Das Voranschreiten der Digitalisierung wird bekannte Fragen weiter in den Vordergrund schieben: Qualifikation der Arbeitnehmer, Umgang mit Daten der Arbeitnehmer. Oder: die sich entwickelnden Möglichkeiten, das Arbeitsleben flexibler zu gestalten – eine sich in räumlicher und zeitlicher Hinsicht „entgrenzende“ Arbeit. Diese Veränderungen gelten nicht für alle Arbeitnehmer gleichermaßen. Häuser werden zwar mit Hilfe der IT geplant, aber nicht durch sie errichtet. Für den Bauarbeiter ist die Frage der Flexibilisierung durch Homeoffice und Laptop ein Nicht-Thema.
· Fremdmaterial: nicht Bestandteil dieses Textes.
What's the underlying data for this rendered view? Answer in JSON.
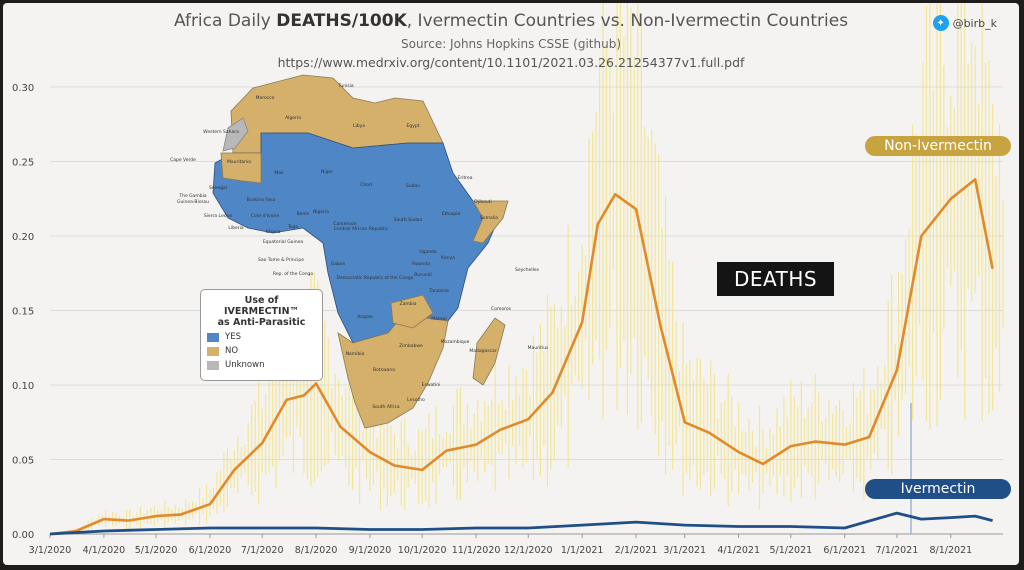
{
  "header": {
    "title_prefix": "Africa Daily ",
    "title_bold": "DEATHS/100K",
    "title_suffix": ", Ivermectin Countries vs. Non-Ivermectin Countries",
    "subtitle": "Source: Johns Hopkins CSSE (github)",
    "url": "https://www.medrxiv.org/content/10.1101/2021.03.26.21254377v1.full.pdf",
    "twitter_handle": "@birb_k"
  },
  "labels": {
    "non_ivermectin": "Non-Ivermectin",
    "ivermectin": "Ivermectin",
    "deaths": "DEATHS"
  },
  "map_legend": {
    "title_line1": "Use of IVERMECTIN™",
    "title_line2": "as Anti-Parasitic",
    "items": [
      {
        "label": "YES",
        "color": "#4f86c6"
      },
      {
        "label": "NO",
        "color": "#d4b06a"
      },
      {
        "label": "Unknown",
        "color": "#b8b8b8"
      }
    ]
  },
  "map_labels": [
    "Tunisia",
    "Morocco",
    "Algeria",
    "Libya",
    "Egypt",
    "Western Sahara",
    "Mauritania",
    "Mali",
    "Niger",
    "Chad",
    "Sudan",
    "Eritrea",
    "Cape Verde",
    "Senegal",
    "The Gambia",
    "Guinea-Bissau",
    "Burkina Faso",
    "Nigeria",
    "Ethiopia",
    "Somalia",
    "Djibouti",
    "Sierra Leone",
    "Liberia",
    "Cote d'Ivoire",
    "Ghana",
    "Togo",
    "Benin",
    "Cameroon",
    "Central African Republic",
    "South Sudan",
    "Equatorial Guinea",
    "Sao Tome & Principe",
    "Rep. of the Congo",
    "Gabon",
    "Democratic Republic of the Congo",
    "Uganda",
    "Kenya",
    "Rwanda",
    "Burundi",
    "Tanzania",
    "Seychelles",
    "Angola",
    "Zambia",
    "Malawi",
    "Comoros",
    "Mozambique",
    "Zimbabwe",
    "Namibia",
    "Botswana",
    "Madagascar",
    "Mauritius",
    "South Africa",
    "Lesotho",
    "Eswatini"
  ],
  "colors": {
    "non_ivermectin": "#e08a2c",
    "ivermectin": "#1f4f86",
    "daily_bars": "#f3e27a",
    "map_yes": "#4f86c6",
    "map_no": "#d4b06a",
    "map_unknown": "#b8b8b8"
  },
  "chart_data": {
    "type": "line",
    "title": "Africa Daily DEATHS/100K, Ivermectin Countries vs. Non-Ivermectin Countries",
    "xlabel": "",
    "ylabel": "",
    "ylim": [
      0,
      0.3
    ],
    "y_ticks": [
      "0.00",
      "0.05",
      "0.10",
      "0.15",
      "0.20",
      "0.25",
      "0.30"
    ],
    "x_ticks": [
      "3/1/2020",
      "4/1/2020",
      "5/1/2020",
      "6/1/2020",
      "7/1/2020",
      "8/1/2020",
      "9/1/2020",
      "10/1/2020",
      "11/1/2020",
      "12/1/2020",
      "1/1/2021",
      "2/1/2021",
      "3/1/2021",
      "4/1/2021",
      "5/1/2021",
      "6/1/2021",
      "7/1/2021",
      "8/1/2021"
    ],
    "grid": true,
    "series": [
      {
        "name": "Non-Ivermectin",
        "x": [
          "3/1/2020",
          "3/16/2020",
          "4/1/2020",
          "4/15/2020",
          "5/1/2020",
          "5/15/2020",
          "6/1/2020",
          "6/15/2020",
          "7/1/2020",
          "7/15/2020",
          "7/25/2020",
          "8/1/2020",
          "8/15/2020",
          "9/1/2020",
          "9/15/2020",
          "10/1/2020",
          "10/15/2020",
          "11/1/2020",
          "11/15/2020",
          "12/1/2020",
          "12/15/2020",
          "1/1/2021",
          "1/10/2021",
          "1/20/2021",
          "2/1/2021",
          "2/15/2021",
          "3/1/2021",
          "3/15/2021",
          "4/1/2021",
          "4/15/2021",
          "5/1/2021",
          "5/15/2021",
          "6/1/2021",
          "6/15/2021",
          "7/1/2021",
          "7/15/2021",
          "8/1/2021",
          "8/15/2021",
          "8/25/2021"
        ],
        "values": [
          0.0,
          0.002,
          0.01,
          0.009,
          0.012,
          0.013,
          0.02,
          0.043,
          0.061,
          0.09,
          0.093,
          0.101,
          0.072,
          0.055,
          0.046,
          0.043,
          0.056,
          0.06,
          0.07,
          0.077,
          0.095,
          0.142,
          0.208,
          0.228,
          0.218,
          0.14,
          0.075,
          0.068,
          0.055,
          0.047,
          0.059,
          0.062,
          0.06,
          0.065,
          0.11,
          0.2,
          0.225,
          0.238,
          0.178
        ]
      },
      {
        "name": "Ivermectin",
        "x": [
          "3/1/2020",
          "4/1/2020",
          "5/1/2020",
          "6/1/2020",
          "7/1/2020",
          "8/1/2020",
          "9/1/2020",
          "10/1/2020",
          "11/1/2020",
          "12/1/2020",
          "1/1/2021",
          "2/1/2021",
          "3/1/2021",
          "4/1/2021",
          "5/1/2021",
          "6/1/2021",
          "7/1/2021",
          "7/15/2021",
          "8/1/2021",
          "8/15/2021",
          "8/25/2021"
        ],
        "values": [
          0.0,
          0.002,
          0.003,
          0.004,
          0.004,
          0.004,
          0.003,
          0.003,
          0.004,
          0.004,
          0.006,
          0.008,
          0.006,
          0.005,
          0.005,
          0.004,
          0.014,
          0.01,
          0.011,
          0.012,
          0.009
        ]
      }
    ]
  }
}
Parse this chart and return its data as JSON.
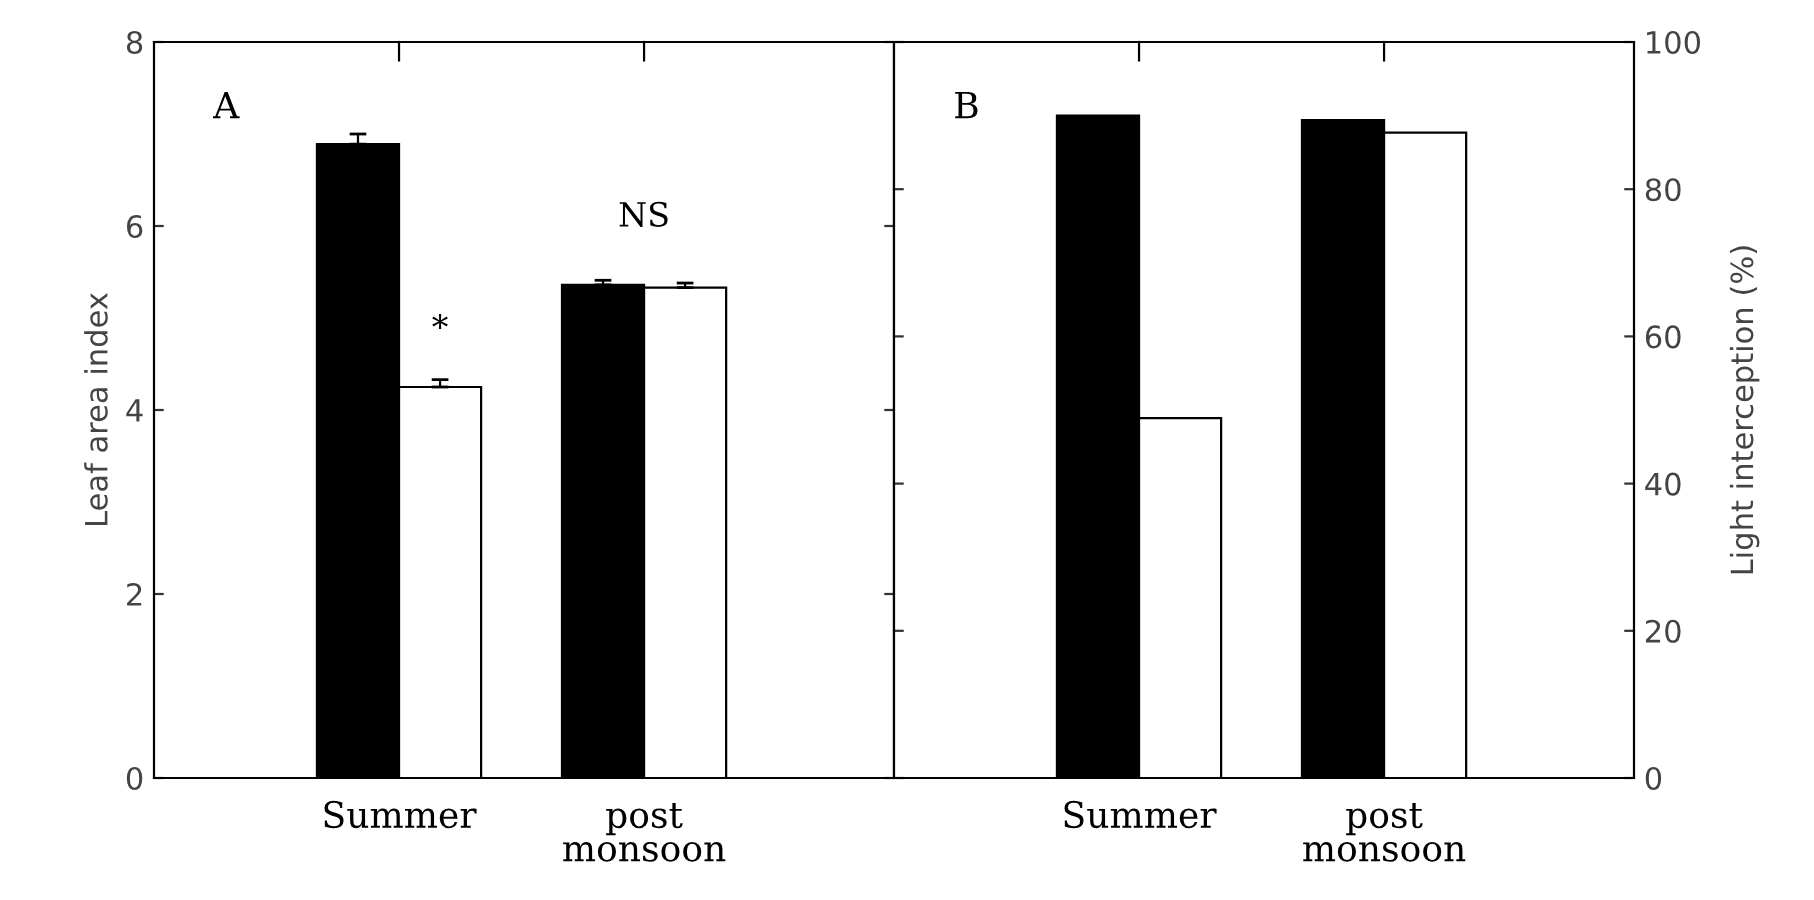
{
  "chart_data": [
    {
      "type": "bar",
      "ylabel": "Leaf area index",
      "categories": [
        "Summer",
        "post\nmonsoon"
      ],
      "ylim": [
        0,
        8
      ],
      "yticks": [
        0,
        2,
        4,
        6,
        8
      ],
      "series": [
        {
          "color": "#000000",
          "values": [
            6.89,
            5.36
          ],
          "errors": [
            0.11,
            0.05
          ]
        },
        {
          "color": "#ffffff",
          "values": [
            4.25,
            5.33
          ],
          "errors": [
            0.08,
            0.05
          ]
        }
      ],
      "annotations": [
        "A",
        "NS",
        {
          "text": "*",
          "x": "Summer",
          "y": 4.7
        }
      ]
    },
    {
      "type": "bar",
      "ylabel": "Light interception (%)",
      "categories": [
        "Summer",
        "post\nmonsoon"
      ],
      "ylim": [
        0,
        100
      ],
      "yticks": [
        0,
        20,
        40,
        60,
        80,
        100
      ],
      "series": [
        {
          "color": "#000000",
          "values": [
            90.0,
            89.4
          ]
        },
        {
          "color": "#ffffff",
          "values": [
            48.9,
            87.7
          ]
        }
      ],
      "annotations": [
        "B"
      ]
    }
  ]
}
Im Zusammenhang mit diesen großen Linien stehen konkrete gesetzgeberische Vorhaben.

Der Koalitionsvertrag – der unvollendete Teil
Spätestens im Jahre 2021 steht eine Bundestagswahl bevor. Es ist anzunehmen, dass bis dahin der im Arbeitsrecht „unvollendete Teil“ des Koalitionsvertrags abgearbeitet sein soll: Befristungsrecht, mobile Arbeit und Änderungen im Betriebsverfassungsrecht. Laut Auskunft des Bundesarbeitsministeriums wird an Referentenentwürfen gearbeitet – somit dürfte uns eine gesetzgeberische Debatte erwarten, gegebenenfalls ein Inkrafttreten zum nächsten Jahreswechsel.

Befristung
Das Befristungsrecht spielte seitens der SPD eine große Rolle im Wahlkampf – beinahe konnte man den Eindruck gewinnen, das befristete Arbeitsverhältnis sei der Regelfall. Dafür ist es seit Bildung der Koalition recht still geblieben. Änderungen sollen die sachgrundlose wie auch die „Kettenbefristung“ eingrenzen. Die sachgrundlose Befristung soll auf eine Höchstdauer von 18 Monaten beschränkt sein mit einmaliger, statt bisher dreimaliger Verlängerungsmöglichkeit. „Arbeitgeber“ mit mehr als 75 Beschäftigten dürfen nicht mehr als 2,5% der Belegschaft sachgrundlos befristet beschäftigen. Ferner sollen zur Eingrenzung von Kettenbefristungen Befristungen allgemein, also auch mit Sachgrund, nicht mehr möglich sein, wenn mit demselben Arbeitgeber bereits ein oder mehrere Arbeitsverhältnis(se) mit einer Gesamtdauer von fünf Jahren bestanden haben. Eingerechnet werden unbefristete sowie befristete Arbeitsverhältnisse, aber auch Leiharbeit. Wie es sich mit Unterbrechungen verhält, ist nicht ganz erkennbar. Nach einer „Karenzzeit“ von drei Jahren soll eine erneute Befristung wieder möglich sein. Die vom BAG seinerzeit eingeführte Karenzzeit von drei Jahren im Rahmen der Zuvorbeschäftigung bei sachgrundloser Befristung scheint nun gesetzgeberisch legitimiert in anderem Zusammenhang zurückzukehren.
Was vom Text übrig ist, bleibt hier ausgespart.